At one of the railheads, swinging down from the single passenger car that was attached to an interminable string of empty ore cars, Birk Dantler encountered a sign that announced Laughingstock Mines. A short distance beyond it, he found a tiny town nestled amidst the clutter of the mining operation. There were machines to load ore into the railway cars. Farther up the slope, there were machines extracting ore from the mountain. Other machines were bringing ore to the railhead. The town was little

more than a spread of small worker’s cottages except for a neat, prefab building that housed the mining offices, and, standing next to it, another prefab building that was, unmistakably, a school.

All of this represented a substantial capital outlay for a mining claim on a remote world, which meant that the mines collectively known as Laughingstock were productive enough to provide that capital.

Dantler went directly to the mining office and asked a clerk for information. The clerk looked at him narrowly. “You got a reason for being here, fellow?”

Dantler presented his credentials. The clerk glanced at them and winced. “GBI? You’re a Galactic Bureau of Investigation Officer? What’s the Inter-World Council want with us?” When Dantler did not answer, he shrugged and grinned. “Your credentials say anyone who doesn’t cooperate with you will be deported instantly, and that’s reason enough to cooperate. You must know personally all of the many skeletons in the Llayless Mining Corporation’s closets to be able to pry a document like that out of it.” He returned the credentials. “What is it you want to know?”

“Nothing complicated, I’m sure. Where is the mine called Last Hope?”

“That’s fairly complicated until you get through the Laughingstock diggings. After that there’s a path. I’d better draw you a map.” He went over it with Dantler, and when he was satisfied that his directions were clear, he leaned back and scrutinized Dantler’s energy-charged form, taut face—no one had ever called him handsome—and neat, conservative dress. “You prepared for a long walk?” he asked.

“Isn’t there any transportation?”

“There are a couple of pack mules, but they’re kept on the other side of the mountain. Figure on a long walk.”

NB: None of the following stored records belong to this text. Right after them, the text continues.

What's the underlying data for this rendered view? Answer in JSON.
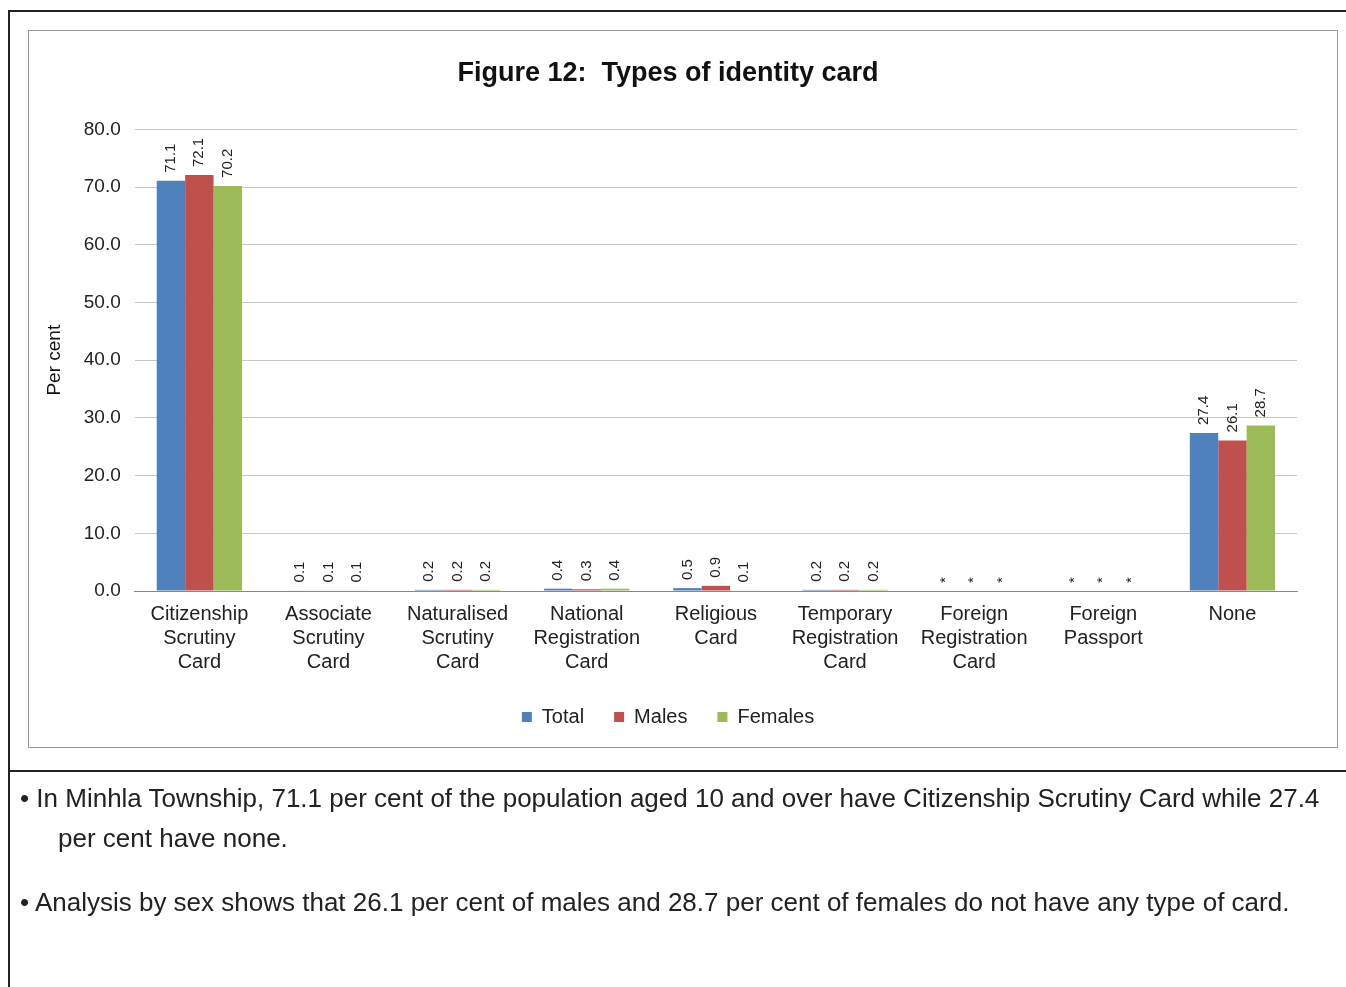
{
  "chart_data": {
    "type": "bar",
    "title": "Figure 12:  Types of identity card",
    "ylabel": "Per cent",
    "categories": [
      "Citizenship Scrutiny Card",
      "Associate Scrutiny Card",
      "Naturalised Scrutiny Card",
      "National Registration Card",
      "Religious Card",
      "Temporary Registration Card",
      "Foreign Registration Card",
      "Foreign Passport",
      "None"
    ],
    "series": [
      {
        "name": "Total",
        "color": "#4f81bd",
        "values": [
          71.1,
          0.1,
          0.2,
          0.4,
          0.5,
          0.2,
          null,
          null,
          27.4
        ],
        "value_labels": [
          "71.1",
          "0.1",
          "0.2",
          "0.4",
          "0.5",
          "0.2",
          "*",
          "*",
          "27.4"
        ]
      },
      {
        "name": "Males",
        "color": "#c0504d",
        "values": [
          72.1,
          0.1,
          0.2,
          0.3,
          0.9,
          0.2,
          null,
          null,
          26.1
        ],
        "value_labels": [
          "72.1",
          "0.1",
          "0.2",
          "0.3",
          "0.9",
          "0.2",
          "*",
          "*",
          "26.1"
        ]
      },
      {
        "name": "Females",
        "color": "#9bbb59",
        "values": [
          70.2,
          0.1,
          0.2,
          0.4,
          0.1,
          0.2,
          null,
          null,
          28.7
        ],
        "value_labels": [
          "70.2",
          "0.1",
          "0.2",
          "0.4",
          "0.1",
          "0.2",
          "*",
          "*",
          "28.7"
        ]
      }
    ],
    "ylim": [
      0,
      80
    ],
    "yticks": [
      {
        "value": 0,
        "label": "0.0"
      },
      {
        "value": 10,
        "label": "10.0"
      },
      {
        "value": 20,
        "label": "20.0"
      },
      {
        "value": 30,
        "label": "30.0"
      },
      {
        "value": 40,
        "label": "40.0"
      },
      {
        "value": 50,
        "label": "50.0"
      },
      {
        "value": 60,
        "label": "60.0"
      },
      {
        "value": 70,
        "label": "70.0"
      },
      {
        "value": 80,
        "label": "80.0"
      }
    ],
    "grid": "y",
    "legend": "bottom",
    "annotations": [
      "• In Minhla Township, 71.1 per cent of the population aged 10 and over have Citizenship Scrutiny Card while 27.4 per cent have none.",
      "• Analysis by sex shows that 26.1 per cent of males and 28.7 per cent of females do not have any type of card."
    ]
  }
}
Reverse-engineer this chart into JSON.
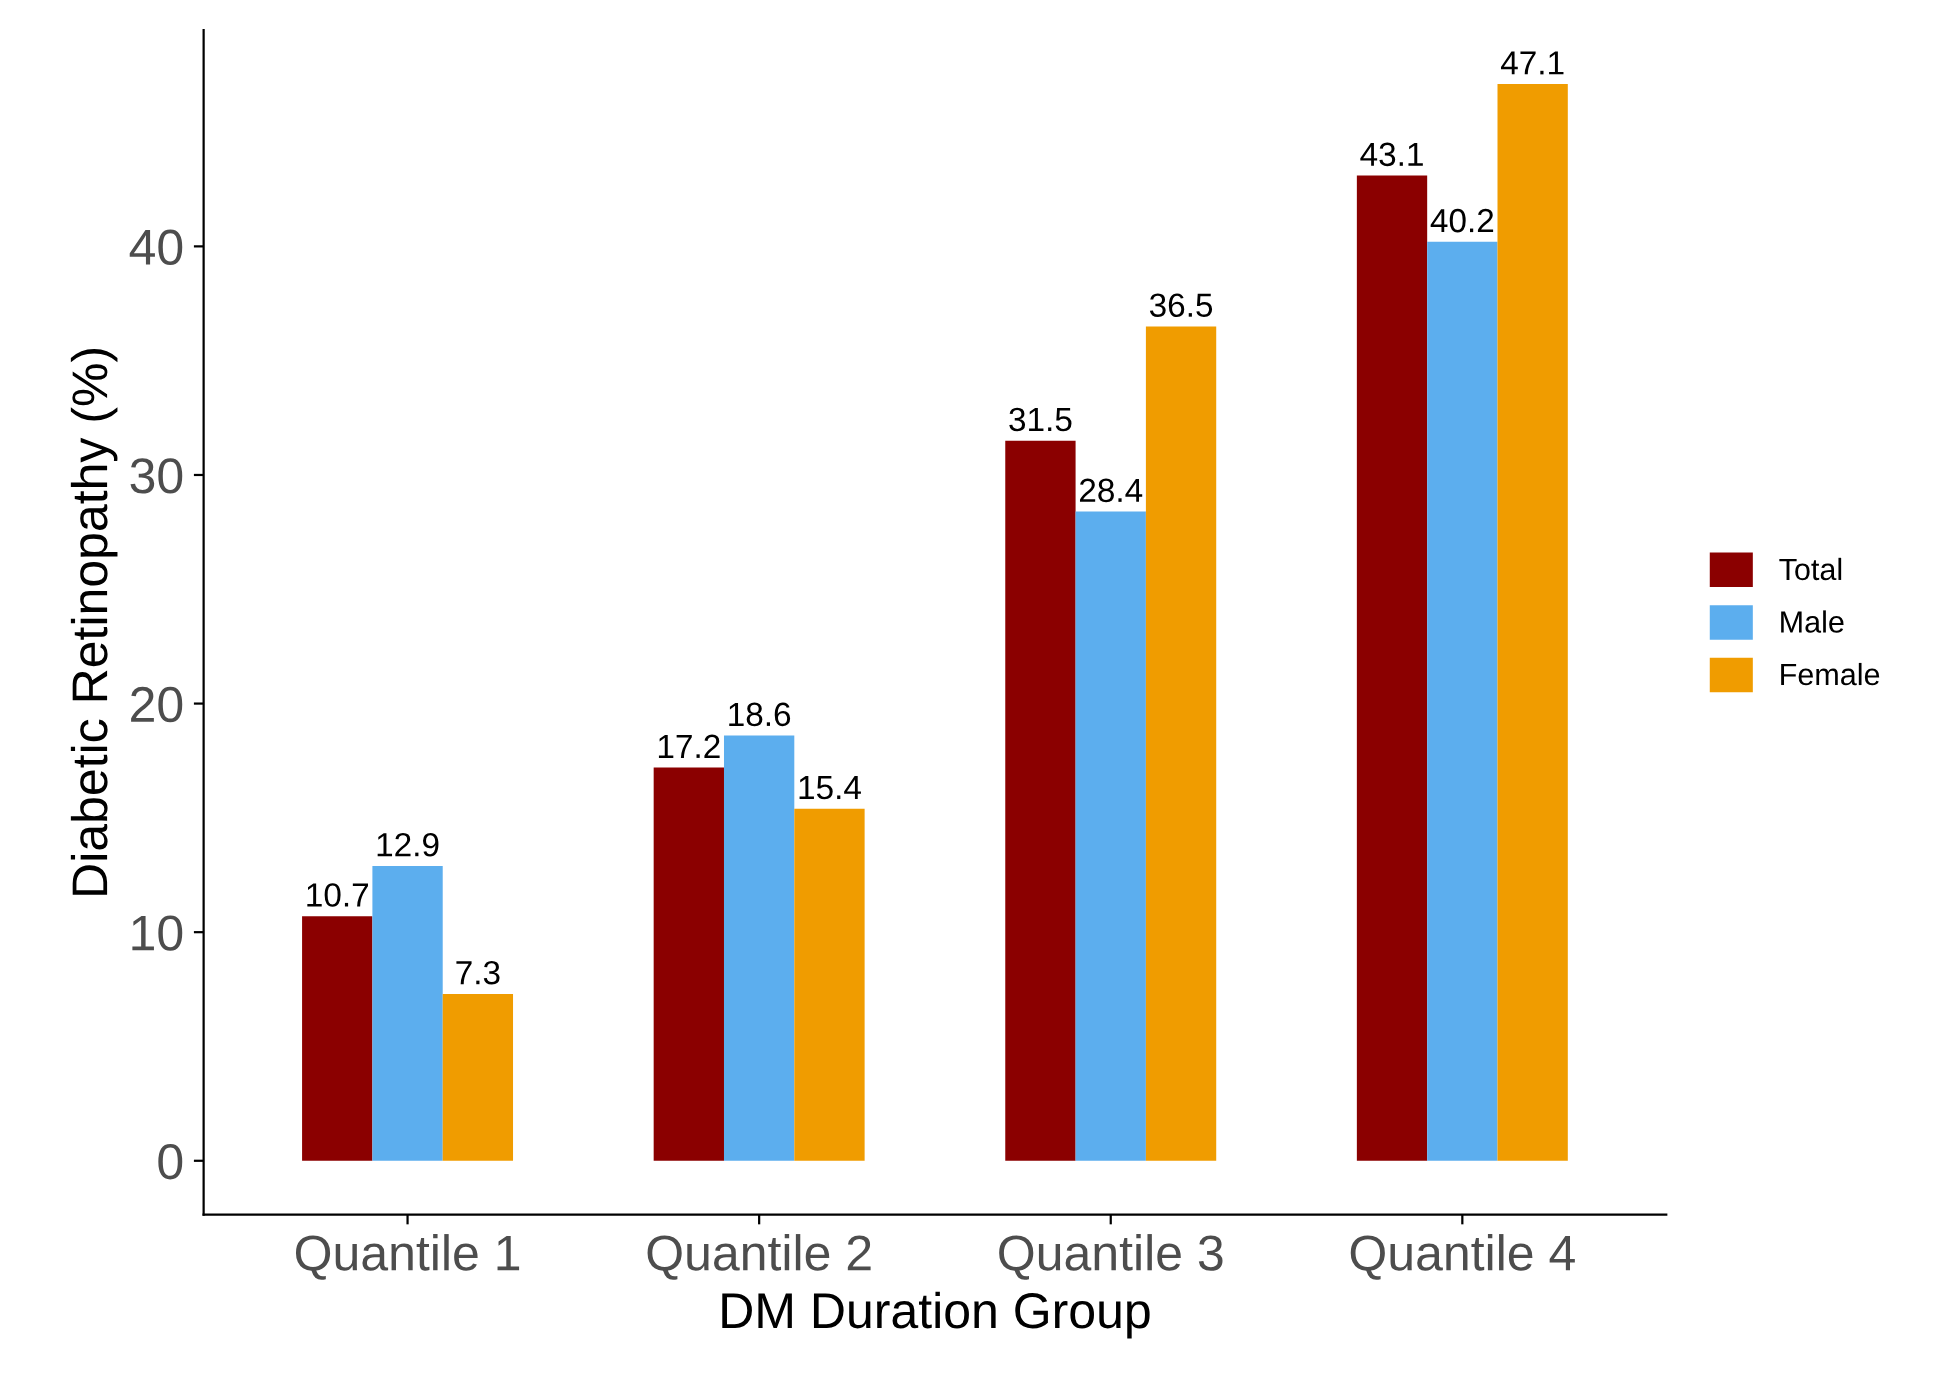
{
  "chart_data": {
    "type": "bar",
    "xlabel": "DM Duration Group",
    "ylabel": "Diabetic Retinopathy (%)",
    "categories": [
      "Quantile 1",
      "Quantile 2",
      "Quantile 3",
      "Quantile 4"
    ],
    "series": [
      {
        "name": "Total",
        "color": "#8b0000",
        "values": [
          10.7,
          17.2,
          31.5,
          43.1
        ]
      },
      {
        "name": "Male",
        "color": "#5caeee",
        "values": [
          12.9,
          18.6,
          28.4,
          40.2
        ]
      },
      {
        "name": "Female",
        "color": "#f09c00",
        "values": [
          7.3,
          15.4,
          36.5,
          47.1
        ]
      }
    ],
    "ylim": [
      -2.355,
      49.455
    ],
    "yticks": [
      0,
      10,
      20,
      30,
      40
    ],
    "grid": false,
    "legend": "right",
    "data_labels": true
  }
}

“How do they bring the ore out?”

“Slowly and with great difficulty. When they’ve accumulated enough, they load the two pack mules and fill two or three handcarts. All the men they have take the day off and haul ore. The Llayless Mining Corporation built them a short siding off our railway line, and it keeps an ore car parked there. When they get it filled, the Corporation hauls it away and leaves an empty for them. That’s as much as it’s willing to do for a marginal operation. The men at Last Hope confidently expect the vein they are working to get richer instead of playing out as most marginal mines do. All miners are optimists.”

Then he leaned over his desk to look at Dantler’s feet. “At least you’ve got sturdy shoes. As I told you, it’s a long walk. I’ve never tackled it myself, no reason to, but those who have say it’s a good ten miles, and half of that is a steep climb up to the pass. It’s best to make a two-day trip of it, and you have to figure on an uncomfortable night. There’s no hotel or bed and breakfast place—no houses at all, in fact. And you’ll be lucky if they can provide you with a sleeping bag, but you’d be an idiot to try to find your way back here in the dark. You got urgent business with the Last Hope?”